Comment by matheusmoreira

2 years ago

Proteins are the molecular machines of all living beings on this planet. They do almost everything. We need to understand their structure and how that structure changes when they perform some function. Essentially we have to reverse engineer nature's machines.

Biology has traditionally studied these things from the outside in, top down. Advances in biology are correlated with advances in microscope technology. We went from seeing with the naked eye to being able to magnify tissue to see cells and even what's inside of them.

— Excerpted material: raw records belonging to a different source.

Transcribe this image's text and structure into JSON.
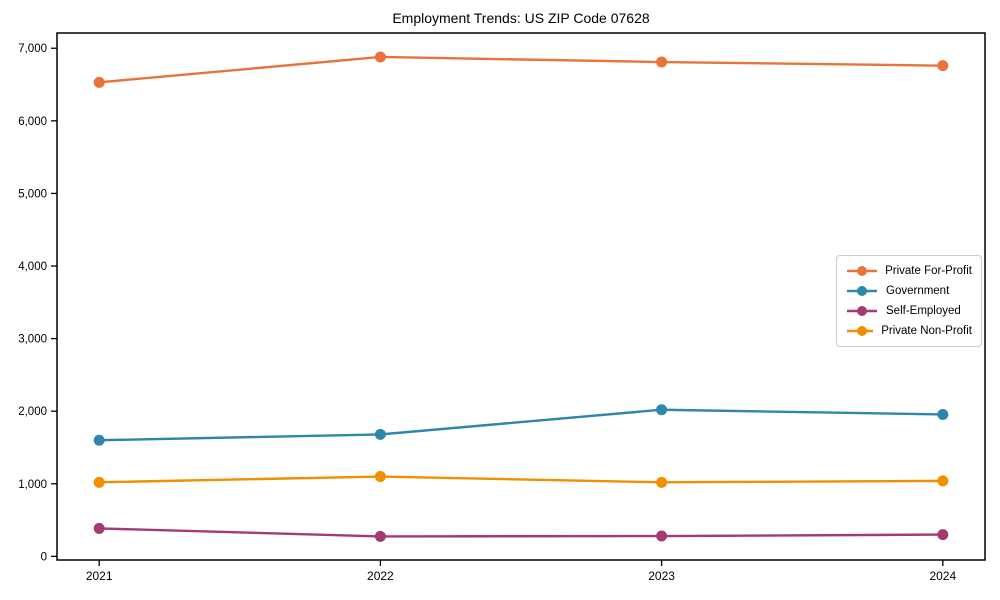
{
  "figure": {
    "background": "#ffffff"
  },
  "chart_data": {
    "type": "line",
    "title": "Employment Trends: US ZIP Code 07628",
    "xlabel": "",
    "ylabel": "",
    "categories": [
      "2021",
      "2022",
      "2023",
      "2024"
    ],
    "x": [
      2021,
      2022,
      2023,
      2024
    ],
    "series": [
      {
        "name": "Private For-Profit",
        "color": "#E8743B",
        "values": [
          6530,
          6880,
          6810,
          6760
        ]
      },
      {
        "name": "Government",
        "color": "#2E86AB",
        "values": [
          1600,
          1680,
          2020,
          1955
        ]
      },
      {
        "name": "Self-Employed",
        "color": "#A23B72",
        "values": [
          385,
          275,
          280,
          300
        ]
      },
      {
        "name": "Private Non-Profit",
        "color": "#F18F01",
        "values": [
          1020,
          1100,
          1020,
          1040
        ]
      }
    ],
    "yticks": [
      0,
      1000,
      2000,
      3000,
      4000,
      5000,
      6000,
      7000
    ],
    "ytick_labels": [
      "0",
      "1,000",
      "2,000",
      "3,000",
      "4,000",
      "5,000",
      "6,000",
      "7,000"
    ],
    "ylim": [
      -50,
      7210
    ],
    "xlim": [
      2020.85,
      2024.15
    ],
    "grid": false,
    "legend_position": "center-right",
    "axis_color": "#000000",
    "text_color": "#000000",
    "line_width": 2.4,
    "marker": "circle",
    "marker_radius": 5.5
  }
}
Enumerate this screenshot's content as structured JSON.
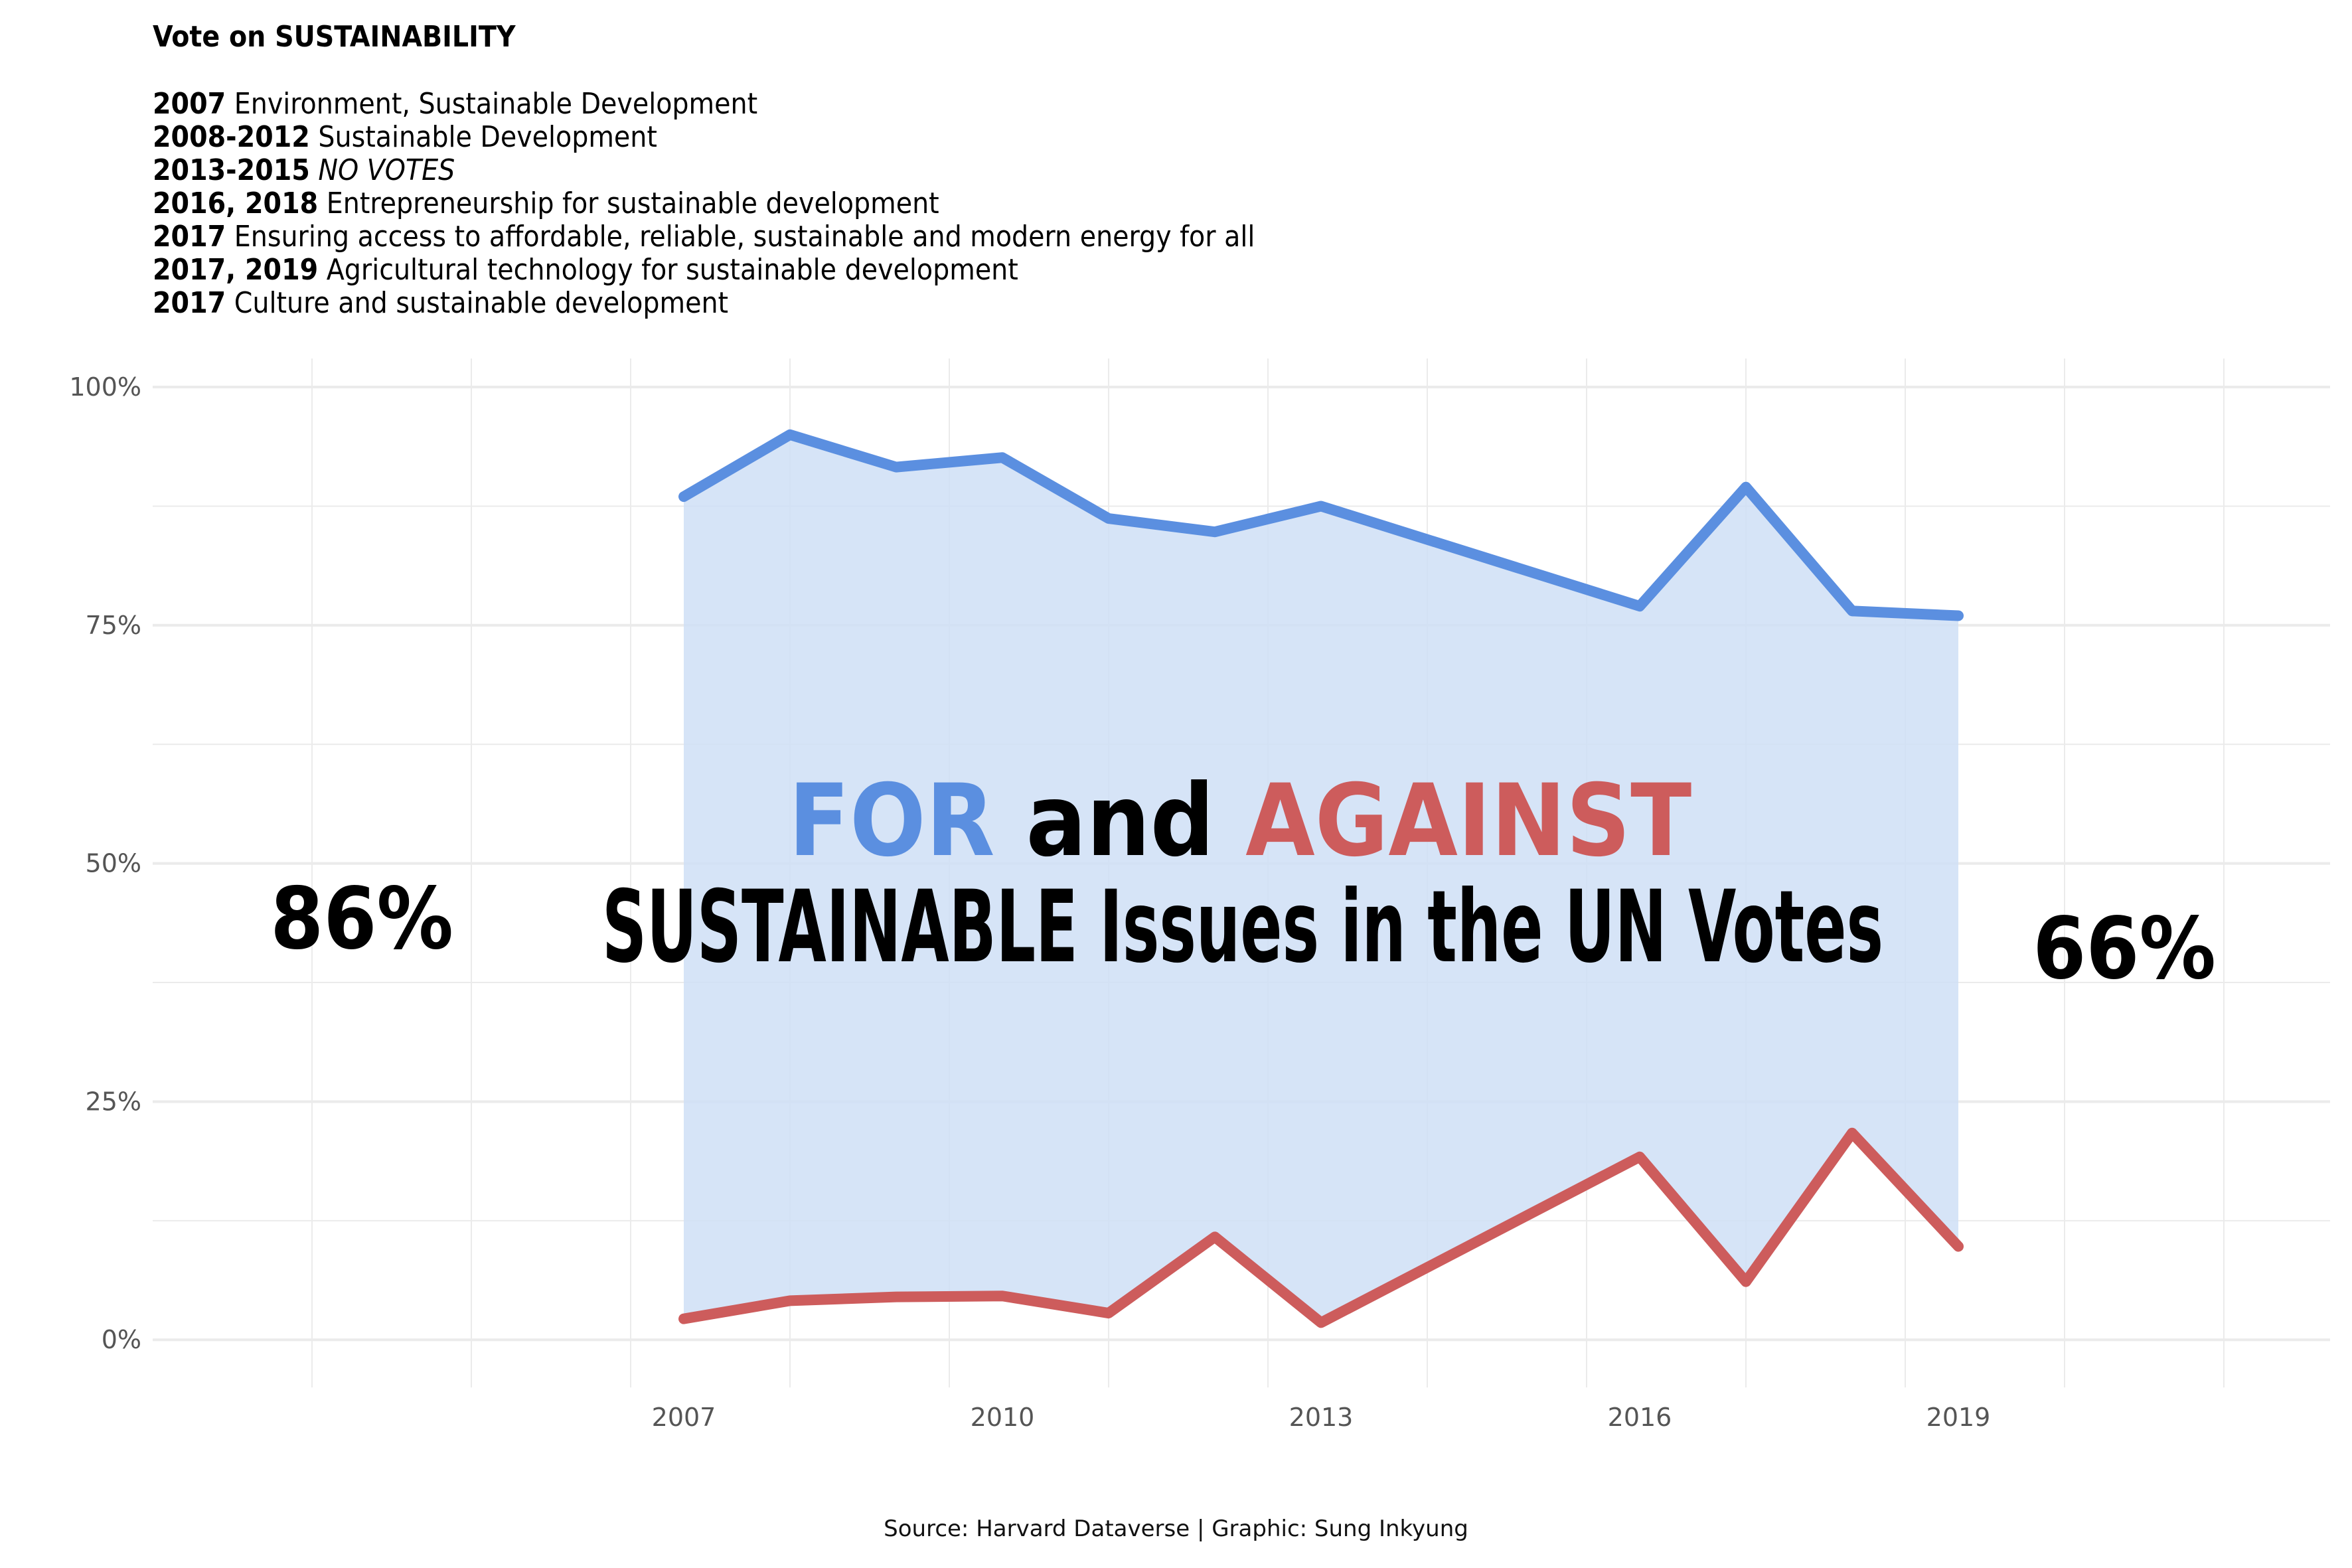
{
  "header": {
    "title": "Vote on SUSTAINABILITY",
    "lines": [
      {
        "years": "2007",
        "text": " Environment, Sustainable Development",
        "italic": false
      },
      {
        "years": "2008-2012",
        "text": " Sustainable Development",
        "italic": false
      },
      {
        "years": "2013-2015",
        "text": "  NO VOTES",
        "italic": true
      },
      {
        "years": "2016, 2018",
        "text": " Entrepreneurship for sustainable development",
        "italic": false
      },
      {
        "years": "2017",
        "text": " Ensuring access to affordable, reliable, sustainable and modern energy for all",
        "italic": false
      },
      {
        "years": "2017, 2019",
        "text": " Agricultural technology for sustainable development",
        "italic": false
      },
      {
        "years": "2017",
        "text": " Culture and sustainable development",
        "italic": false
      }
    ]
  },
  "headline": {
    "for": "FOR",
    "and": " and ",
    "against": "AGAINST",
    "line2": "SUSTAINABLE Issues in the UN Votes"
  },
  "annotations": {
    "left": "86%",
    "right": "66%"
  },
  "source": "Source: Harvard Dataverse | Graphic: Sung Inkyung",
  "colors": {
    "for": "#5B8FE0",
    "against": "#CD5C5C",
    "ribbon": "#CFDFF6",
    "grid": "#EBEBEB"
  },
  "chart_data": {
    "type": "area",
    "x": [
      2007,
      2008,
      2009,
      2010,
      2011,
      2012,
      2013,
      2016,
      2017,
      2018,
      2019
    ],
    "series": [
      {
        "name": "FOR",
        "values": [
          88.5,
          95.0,
          91.6,
          92.6,
          86.2,
          84.8,
          87.5,
          77.0,
          89.5,
          76.5,
          76.0
        ]
      },
      {
        "name": "AGAINST",
        "values": [
          2.2,
          4.1,
          4.5,
          4.6,
          2.8,
          10.8,
          1.8,
          19.2,
          6.1,
          21.7,
          9.8
        ]
      }
    ],
    "xticks": [
      "2007",
      "2010",
      "2013",
      "2016",
      "2019"
    ],
    "yticks": [
      "0%",
      "25%",
      "50%",
      "75%",
      "100%"
    ],
    "xlim": [
      2002,
      2022.5
    ],
    "ylim": [
      -5,
      103
    ],
    "grid": true
  }
}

Studying biology from the inside out, bottom up is significantly harder. You have chemistry which is hard science. On top of that you have biochemistry which is equally rigorous. Above that level of abstraction things start to get a lot less well defined. We go from organic chemistry (carbon, hydrogen, oxygen, etc.) to more complex things found in life (aminoacids, carbohydrates, lipids) to polymers of those things (proteins, polysaccharides, triglycerides) to a point where they get so big and complex their tridimensional structure starts influencing how they interact with other molecules then we start seeing aggregates (quaternary proteins) of these complex things!

Important proteins like ATP synthase are well understood (it's a friggin' turbine like in a hydroelectric power plant!) but there are so many others haven't received the same attention. Bioinformatics technology is changing that. The human genome's been mapped. Now it's time to map the proteome.